Setting Up an sftp Site on Amazon Web Services EC2, and a Guest Account
(Adapted from http://cloud.ubuntu.com/ami/, http://www.cybersprocket.com/2009/tips-tricks/sftp-tips-tricks/ and http://blog.markvdb.be/2009/01/sftp-on-ubuntu-and-debian-in-9-easy.html)
This consists of three parts:
- setting up an sftp site on EC2
- creating a new user account
- configuring the new user account to do read-only ftp, with no ssh privileges
This is intended for transferring files to and from trusted users. I use this as an adequate solution for occasionally sending very large files to clients, using an EC2 instance dedicated to that task. After the transfer is complete, I shut down or delete the instance.
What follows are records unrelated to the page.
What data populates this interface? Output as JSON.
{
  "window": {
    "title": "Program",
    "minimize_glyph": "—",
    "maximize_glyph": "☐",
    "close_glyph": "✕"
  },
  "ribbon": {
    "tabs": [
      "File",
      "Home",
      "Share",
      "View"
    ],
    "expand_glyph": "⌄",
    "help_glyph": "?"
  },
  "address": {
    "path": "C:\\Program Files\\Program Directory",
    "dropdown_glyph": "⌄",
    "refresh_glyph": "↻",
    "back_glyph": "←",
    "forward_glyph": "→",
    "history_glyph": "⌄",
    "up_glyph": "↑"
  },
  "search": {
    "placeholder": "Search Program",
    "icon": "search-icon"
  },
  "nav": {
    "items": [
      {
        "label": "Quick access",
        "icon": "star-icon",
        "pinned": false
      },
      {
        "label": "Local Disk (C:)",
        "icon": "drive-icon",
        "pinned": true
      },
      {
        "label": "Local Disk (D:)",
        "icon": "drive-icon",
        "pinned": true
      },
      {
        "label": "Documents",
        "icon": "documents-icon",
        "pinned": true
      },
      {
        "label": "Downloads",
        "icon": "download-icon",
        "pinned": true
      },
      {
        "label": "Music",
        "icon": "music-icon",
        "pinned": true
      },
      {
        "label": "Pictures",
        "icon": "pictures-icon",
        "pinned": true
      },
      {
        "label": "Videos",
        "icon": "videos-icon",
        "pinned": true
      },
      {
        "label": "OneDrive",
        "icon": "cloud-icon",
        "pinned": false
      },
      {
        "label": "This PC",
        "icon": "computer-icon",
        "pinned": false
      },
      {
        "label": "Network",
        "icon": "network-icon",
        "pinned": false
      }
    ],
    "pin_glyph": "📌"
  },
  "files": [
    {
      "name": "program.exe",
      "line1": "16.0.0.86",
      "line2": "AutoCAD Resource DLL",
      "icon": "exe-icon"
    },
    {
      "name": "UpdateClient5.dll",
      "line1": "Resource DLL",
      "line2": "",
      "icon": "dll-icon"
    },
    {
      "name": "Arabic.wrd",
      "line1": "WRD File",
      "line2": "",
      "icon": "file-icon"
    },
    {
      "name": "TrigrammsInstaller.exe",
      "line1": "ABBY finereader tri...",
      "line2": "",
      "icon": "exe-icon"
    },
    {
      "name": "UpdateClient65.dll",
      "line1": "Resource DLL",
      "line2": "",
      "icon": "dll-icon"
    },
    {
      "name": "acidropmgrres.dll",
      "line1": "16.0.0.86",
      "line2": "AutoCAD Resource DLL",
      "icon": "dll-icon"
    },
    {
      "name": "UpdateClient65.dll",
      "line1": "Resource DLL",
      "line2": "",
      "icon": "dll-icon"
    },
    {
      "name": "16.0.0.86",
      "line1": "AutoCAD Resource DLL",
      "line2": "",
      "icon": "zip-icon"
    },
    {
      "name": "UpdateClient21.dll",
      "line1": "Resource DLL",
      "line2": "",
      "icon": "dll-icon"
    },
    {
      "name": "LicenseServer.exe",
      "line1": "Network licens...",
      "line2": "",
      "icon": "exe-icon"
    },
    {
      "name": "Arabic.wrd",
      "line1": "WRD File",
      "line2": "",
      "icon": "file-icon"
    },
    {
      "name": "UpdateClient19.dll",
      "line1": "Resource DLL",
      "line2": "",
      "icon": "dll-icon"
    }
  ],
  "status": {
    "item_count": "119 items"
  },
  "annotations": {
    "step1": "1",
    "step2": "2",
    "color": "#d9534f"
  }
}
Set up a server using Amazon Web Services EC2, choosing an Ubuntu Amazon Machine Image (AMI). (You can find an AMI using http://cloud.ubuntu.com/ami/. You may want to choose one that’s free tier eligible, such as ami-1aad5273)
ssh into the server:
ssh -i keyfile.pem ubuntu@ec2-hostname.amazonaws.com
Install vsftpd:
sudo apt-get install vsftpd
Create a new user:
sudo adduser newusername
Using the AWS Management Console, generate a new key pair for the third-party user.
Using puttygen, import the new key (keyname.pem) and copy its public key.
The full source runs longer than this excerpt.